By Iain Withers
LONDON, March 3 (Reuters) - Escalating conflict in the Middle East could stoke inflation by driving energy prices higher but is unlikely to derail global growth, Aberdeen ABDN.L CEO Jason Windsor said on Tuesday as the British asset manager posted forecast-beating annual profit.
The results still underwhelmed investors and shares sank 8% in early trading.
A broader global sell-off in stocks deepened on Tuesday, and the FTSE 250 fell nearly 3% as investors weighed the implications of U.S. and Israeli strikes on Iran on energy prices and the global economy.
"It could be inflationary if it persists," Windsor told reporters, adding the asset manager felt the economic contagion of the conflict may be limited. "Our overriding view is that it won't have a major impact on global growth."
UAE STAFF ADVISED TO SHELTER AT HOME
Aberdeen was advising staff in its office in the United Arab Emirates to shelter at home and was helping some who were stuck in the region to get home, including via flights from Saudi Arabia, Windsor said.
The London-based company reported a 4% rise in annual profit, in part due to deeper-than-forecast cost-cutting. Still, strong performance at its consumer platform Interactive Investor was overshadowed by muted results at other units serving institutions and providing investment advice which were bleeding client cash.
European active money managers have broadly reported improved results but remain under competitive pressure from larger U.S. rivals such as BlackRock BLK.N offering cheaper index-tracking funds.
Britain's Schroders SDR.L agreed to a 9.9 billion pound takeover by U.S. asset manager Nuveen NIM.N last month, highlighting the search for scale by European players.
FOCUSING ON SCALE IN SPECIALIST AREAS
Aberdeen can still compete with larger competitors, Windsor said, adding it was focused on scale in specialist areas within equities, fixed income and real assets.

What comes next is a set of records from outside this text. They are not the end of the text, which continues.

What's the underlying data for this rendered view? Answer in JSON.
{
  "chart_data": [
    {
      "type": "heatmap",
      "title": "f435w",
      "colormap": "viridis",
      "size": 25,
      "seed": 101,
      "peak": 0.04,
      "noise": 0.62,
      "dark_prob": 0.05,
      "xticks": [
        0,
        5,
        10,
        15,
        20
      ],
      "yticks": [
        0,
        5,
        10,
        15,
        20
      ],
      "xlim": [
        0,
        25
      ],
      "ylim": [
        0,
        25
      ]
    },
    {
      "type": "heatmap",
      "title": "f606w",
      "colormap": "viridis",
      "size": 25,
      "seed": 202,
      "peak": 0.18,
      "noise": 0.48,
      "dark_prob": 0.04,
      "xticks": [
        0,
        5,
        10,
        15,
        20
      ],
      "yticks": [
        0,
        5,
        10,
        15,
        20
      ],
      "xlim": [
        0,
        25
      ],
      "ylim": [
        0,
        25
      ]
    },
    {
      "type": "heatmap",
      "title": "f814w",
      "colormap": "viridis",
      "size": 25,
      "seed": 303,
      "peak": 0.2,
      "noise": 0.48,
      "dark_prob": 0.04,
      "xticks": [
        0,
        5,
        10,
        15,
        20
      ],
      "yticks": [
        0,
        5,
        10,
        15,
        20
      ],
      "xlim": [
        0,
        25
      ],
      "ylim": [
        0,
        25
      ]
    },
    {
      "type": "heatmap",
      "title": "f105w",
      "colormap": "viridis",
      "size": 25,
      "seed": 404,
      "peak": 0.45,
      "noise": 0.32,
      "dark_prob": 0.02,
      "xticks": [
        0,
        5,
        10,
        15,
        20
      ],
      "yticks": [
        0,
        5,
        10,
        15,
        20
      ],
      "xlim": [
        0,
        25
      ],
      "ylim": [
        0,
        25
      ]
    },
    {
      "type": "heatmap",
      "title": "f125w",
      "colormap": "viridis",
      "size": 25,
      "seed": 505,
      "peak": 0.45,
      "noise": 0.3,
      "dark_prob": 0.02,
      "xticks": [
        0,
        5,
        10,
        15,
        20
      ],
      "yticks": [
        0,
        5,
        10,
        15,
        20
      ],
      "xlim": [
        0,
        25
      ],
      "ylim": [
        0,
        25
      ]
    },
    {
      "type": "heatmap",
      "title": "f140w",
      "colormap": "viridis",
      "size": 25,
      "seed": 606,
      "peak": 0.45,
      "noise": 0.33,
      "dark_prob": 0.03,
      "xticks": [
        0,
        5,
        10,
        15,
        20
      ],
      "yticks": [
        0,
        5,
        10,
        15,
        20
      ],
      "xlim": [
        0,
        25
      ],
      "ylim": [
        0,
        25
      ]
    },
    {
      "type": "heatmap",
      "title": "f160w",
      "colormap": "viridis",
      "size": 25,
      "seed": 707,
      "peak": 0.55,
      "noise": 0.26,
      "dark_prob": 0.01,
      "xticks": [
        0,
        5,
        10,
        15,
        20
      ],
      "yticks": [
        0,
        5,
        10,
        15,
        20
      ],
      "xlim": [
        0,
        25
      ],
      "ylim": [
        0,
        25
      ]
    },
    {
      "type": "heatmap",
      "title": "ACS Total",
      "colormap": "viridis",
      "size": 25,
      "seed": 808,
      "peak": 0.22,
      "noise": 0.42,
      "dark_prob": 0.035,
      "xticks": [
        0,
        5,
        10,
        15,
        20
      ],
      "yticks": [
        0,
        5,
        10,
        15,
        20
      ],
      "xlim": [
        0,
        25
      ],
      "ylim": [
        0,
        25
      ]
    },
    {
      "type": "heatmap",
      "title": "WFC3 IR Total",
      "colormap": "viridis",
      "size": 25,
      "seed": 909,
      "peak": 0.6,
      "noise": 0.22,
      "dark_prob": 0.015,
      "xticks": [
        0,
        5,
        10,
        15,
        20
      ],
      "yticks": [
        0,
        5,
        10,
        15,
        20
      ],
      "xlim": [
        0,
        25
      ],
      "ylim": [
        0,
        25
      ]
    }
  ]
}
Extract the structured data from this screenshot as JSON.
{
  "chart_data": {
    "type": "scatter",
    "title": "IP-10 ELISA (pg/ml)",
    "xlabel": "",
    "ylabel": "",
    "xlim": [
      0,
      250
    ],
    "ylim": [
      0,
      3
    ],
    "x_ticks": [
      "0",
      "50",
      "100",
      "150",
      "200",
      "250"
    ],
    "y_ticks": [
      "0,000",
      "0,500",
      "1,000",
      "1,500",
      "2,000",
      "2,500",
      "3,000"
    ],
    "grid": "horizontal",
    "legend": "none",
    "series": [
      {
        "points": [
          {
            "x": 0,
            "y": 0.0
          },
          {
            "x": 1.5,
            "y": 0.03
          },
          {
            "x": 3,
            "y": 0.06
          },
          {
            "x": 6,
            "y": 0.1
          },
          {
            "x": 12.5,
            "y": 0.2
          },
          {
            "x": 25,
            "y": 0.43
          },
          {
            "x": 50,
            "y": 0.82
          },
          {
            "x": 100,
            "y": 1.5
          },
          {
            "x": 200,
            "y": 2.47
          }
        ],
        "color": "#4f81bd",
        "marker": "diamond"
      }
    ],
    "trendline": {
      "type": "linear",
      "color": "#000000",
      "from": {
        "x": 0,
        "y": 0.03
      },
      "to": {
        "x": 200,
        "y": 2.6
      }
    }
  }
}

The company posted adjusted operating profit of 264 million pounds ($353 million), up 4% on 2024, and said it had delivered 180 million pounds of cost savings, exceeding its 150 million target.
Aberdeen added, however, that its advice business would not hit its 1 billion pound net inflow target until 2027.
The company had already reported a 9% rise in managed assets to 556 billion pounds and net outflows of 3.9 billion pounds - at a time when many rivals have recorded inflows - in a trading update in January.